Dan ada pula shalat-shalat lainnya yang tak terbatas jumlahnya, dan merupakan tambahan, serta sunah hukumnya atau yang tidak diwajibkan, maka waktunya disesuaikan dengan rasa keinginan atau kebutuhannya. Akan tetapi ulasan bab ini hanya menitik beratkan makna shalat, yaitu sebagai yang mengarahkan kemanusiaan kepada amal perbuatan yang terpuji, dan yang mencerminkan atau merefleksikan shalatnya, sehingga terciptalah  jiwa-jiwa dengan akhlak yang mulia lagi terpuji, sebagai fitrah kemanusiaannya yang membawa amanat sebagai wakil-Nya yang mewujudkan sifat-sifat Allah dan sebagai khalifah di muka bumi yang menjadi rahmat bagi semesta alam, rahmatan lil ‘aalamiiyn.

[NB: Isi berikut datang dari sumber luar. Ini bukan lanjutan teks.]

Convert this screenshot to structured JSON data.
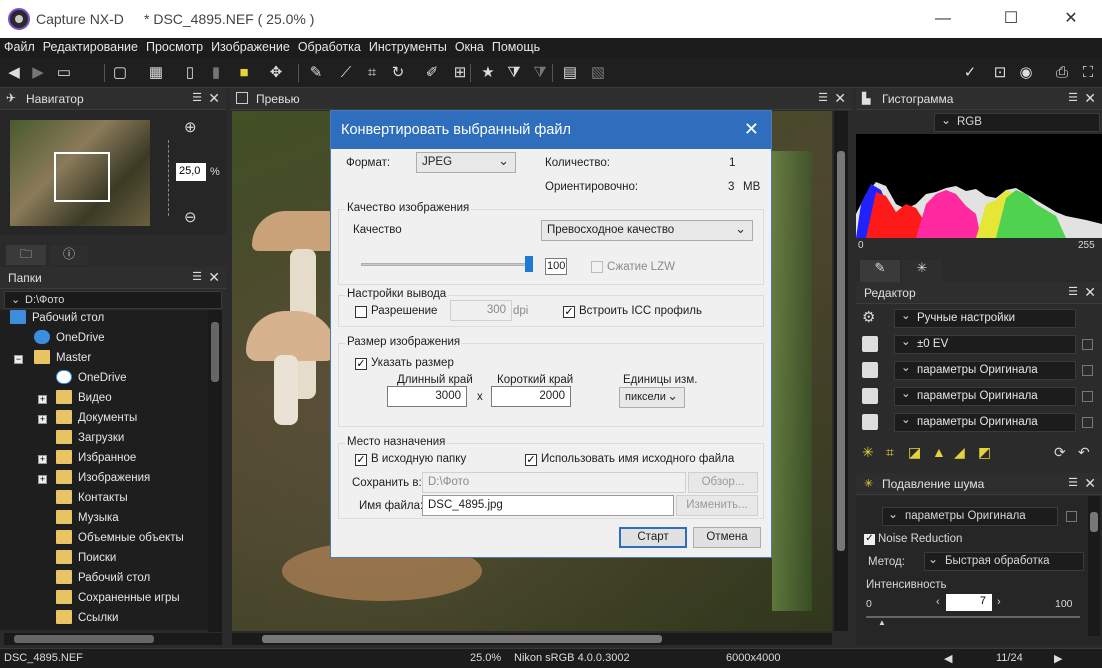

“...... Dan dzikir (mengingat) kepada Allah itu lebih besar. Allah mengetahui apa yang kamu kerjakan”. (QS 29:45)
“Tahukah kamu (perbuatan) yang mendustakan agama? Maka itulah yang menghardik anak yatim, dan tidak mendorong memberi makan orang miskin. Maka celakalah orang yang shalat, (yaitu) orang yang lalai terhadap shalatnya, yang berbuat riya, dan enggan (memberikan) bantuan”. (QS 107:1-7)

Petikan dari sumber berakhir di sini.